Skull and Bones Icon

They've never hidden their purpose.It's right there in plain sight for those who can see it.

Fortunately, they can’t succeed. The Revolution is contrary to human nature and the teleology of the Universe, not to mention the Will of You Know Who, and it cannot endure. Its foundation is chaos, the state of absolute individual liberty, Do What Thou Wilt — a basis of sand.  Their attempts to “immanentize the Eschaton” have instead created  Hell on Earth, one that has gotten hotter each day since 1789. (This is the true global warming).

And it won’t last. The global technocratic system is already starting to come apart — and once it does, the Revolution’s rod of power — the State Almighty — shatters. The ability of the enlightened few to enact their utopian schemes will crumble. Things will fall apart; the center will not hold. “I have seen the Future, brother — it is murder.”

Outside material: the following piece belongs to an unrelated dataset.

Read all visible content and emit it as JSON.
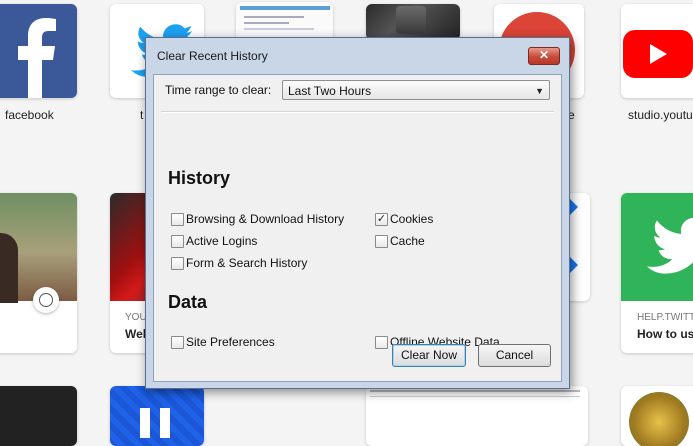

And then? Order will return, as it always does — and an order based not upon the sullen ideology of the Revolution, but upon the organic structure of human life: the family, writ large as the Tribe. The Tribes will return, they will scour the scum of the Revolution from the world, they will enshrine the natural social order in the courts of law, and, in time, they will resurrect the Empire amid the ruins of the old. As in A.D. 800, a new King of the Franks will someday kneel on the porphyry. In time, his Empire will send forth caravels of its own, this time to the stars.

The way home does not go around the Dark Age. It goes through its center, and out the other side.